Similarly, the Court concluded that the orders were insufficient to trigger business interruption losses resulting from an action of civil authority, as that Policy language was triggered only if the authority “prohibits access” to the covered properties. The Court identified that, while restaurants were required to close and access limited, there was no specific order “that expressly and completed prohibited access to” any of the covered restaurants. Indeed, the orders “permitted [Legal Sea Foods’] restaurants to continue carry-out and delivery operations.” The Court noted that, under its decision, it “is immaterial whether it is economically feasible for Legal to continue restaurant operations …. Rather, the relevant inquiry is whether the [orders] prohibited access to” the covered properties. Accordingly, while access was limited, it was not prohibited, and Legal Sea Foods was not entitled to civil authority coverage.

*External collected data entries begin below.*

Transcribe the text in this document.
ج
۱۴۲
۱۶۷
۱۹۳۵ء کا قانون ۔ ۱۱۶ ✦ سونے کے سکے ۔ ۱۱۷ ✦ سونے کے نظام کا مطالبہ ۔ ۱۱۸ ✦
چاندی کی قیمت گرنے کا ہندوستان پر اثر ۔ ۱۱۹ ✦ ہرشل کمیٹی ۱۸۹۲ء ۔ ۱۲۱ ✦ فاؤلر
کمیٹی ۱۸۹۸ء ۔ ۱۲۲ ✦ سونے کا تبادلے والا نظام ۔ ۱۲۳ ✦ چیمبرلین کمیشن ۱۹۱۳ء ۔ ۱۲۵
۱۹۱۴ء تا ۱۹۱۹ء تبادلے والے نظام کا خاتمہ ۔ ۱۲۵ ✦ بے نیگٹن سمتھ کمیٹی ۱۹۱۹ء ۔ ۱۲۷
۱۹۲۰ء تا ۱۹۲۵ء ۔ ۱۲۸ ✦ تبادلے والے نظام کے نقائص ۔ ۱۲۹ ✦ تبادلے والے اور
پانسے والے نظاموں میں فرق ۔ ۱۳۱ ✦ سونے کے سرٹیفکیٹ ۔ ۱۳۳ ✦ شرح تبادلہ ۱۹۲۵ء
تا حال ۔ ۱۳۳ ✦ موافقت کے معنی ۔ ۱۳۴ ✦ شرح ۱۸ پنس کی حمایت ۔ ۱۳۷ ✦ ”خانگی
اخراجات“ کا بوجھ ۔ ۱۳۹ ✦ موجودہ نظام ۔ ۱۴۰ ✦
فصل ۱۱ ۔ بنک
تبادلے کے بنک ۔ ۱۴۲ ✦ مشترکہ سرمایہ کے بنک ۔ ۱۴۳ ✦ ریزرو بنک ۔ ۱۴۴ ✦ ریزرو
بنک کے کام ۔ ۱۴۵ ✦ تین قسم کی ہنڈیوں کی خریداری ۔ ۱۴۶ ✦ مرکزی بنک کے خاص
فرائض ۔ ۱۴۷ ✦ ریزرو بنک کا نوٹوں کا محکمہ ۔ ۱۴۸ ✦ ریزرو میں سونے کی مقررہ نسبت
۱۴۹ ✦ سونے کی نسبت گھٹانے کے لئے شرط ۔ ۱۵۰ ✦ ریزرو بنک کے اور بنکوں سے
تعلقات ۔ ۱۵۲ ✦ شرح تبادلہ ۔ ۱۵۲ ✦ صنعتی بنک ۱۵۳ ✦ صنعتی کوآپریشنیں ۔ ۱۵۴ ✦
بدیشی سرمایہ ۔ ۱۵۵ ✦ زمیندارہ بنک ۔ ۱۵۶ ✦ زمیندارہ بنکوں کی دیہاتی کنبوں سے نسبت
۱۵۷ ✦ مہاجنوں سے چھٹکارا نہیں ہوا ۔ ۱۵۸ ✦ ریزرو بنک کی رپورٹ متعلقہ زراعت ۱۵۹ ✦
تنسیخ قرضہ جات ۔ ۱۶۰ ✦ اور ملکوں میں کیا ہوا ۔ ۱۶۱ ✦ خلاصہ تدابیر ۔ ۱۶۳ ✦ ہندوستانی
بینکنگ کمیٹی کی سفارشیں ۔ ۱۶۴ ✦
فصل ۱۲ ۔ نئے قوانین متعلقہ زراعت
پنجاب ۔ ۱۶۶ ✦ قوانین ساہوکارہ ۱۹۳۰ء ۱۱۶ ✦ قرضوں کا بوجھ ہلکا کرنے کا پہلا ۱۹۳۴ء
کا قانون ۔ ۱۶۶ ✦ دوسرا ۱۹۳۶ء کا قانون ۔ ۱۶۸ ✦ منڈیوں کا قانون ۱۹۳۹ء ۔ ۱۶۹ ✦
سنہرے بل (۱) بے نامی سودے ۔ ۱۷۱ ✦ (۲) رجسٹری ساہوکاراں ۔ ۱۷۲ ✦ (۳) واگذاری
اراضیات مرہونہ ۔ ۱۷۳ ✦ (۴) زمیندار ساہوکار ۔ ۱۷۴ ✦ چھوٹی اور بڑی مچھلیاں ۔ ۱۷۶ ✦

On the basis of the foregoing, the Court dismissed the remaining claims against Strathmore. Legal Sea Foods has recently appealed the Court’s decision, which appeal remains pending. (Click on this link to view the Legal Sea Foods, LLC v. Strathmore Insurance Co. case).

As with any litigation, Legal Sea Foods’ case is fact-specific and dependent on the language contained in the Policy. Nevertheless, the Court’s citation to numerous decisions throughout the nation in support of its dismissal of the case demonstrates that the courts are likely to take a relatively restrictive view of language contained in insurance policies notwithstanding the recognized devastating impact that the pandemic has had across all industries, not least of which is the restaurant industry.

MBM will continue to keep you apprised as pandemic-related issues are litigated in the courts and decisions rendered that may impact how your business navigates the post-pandemic world and resumes normal operations.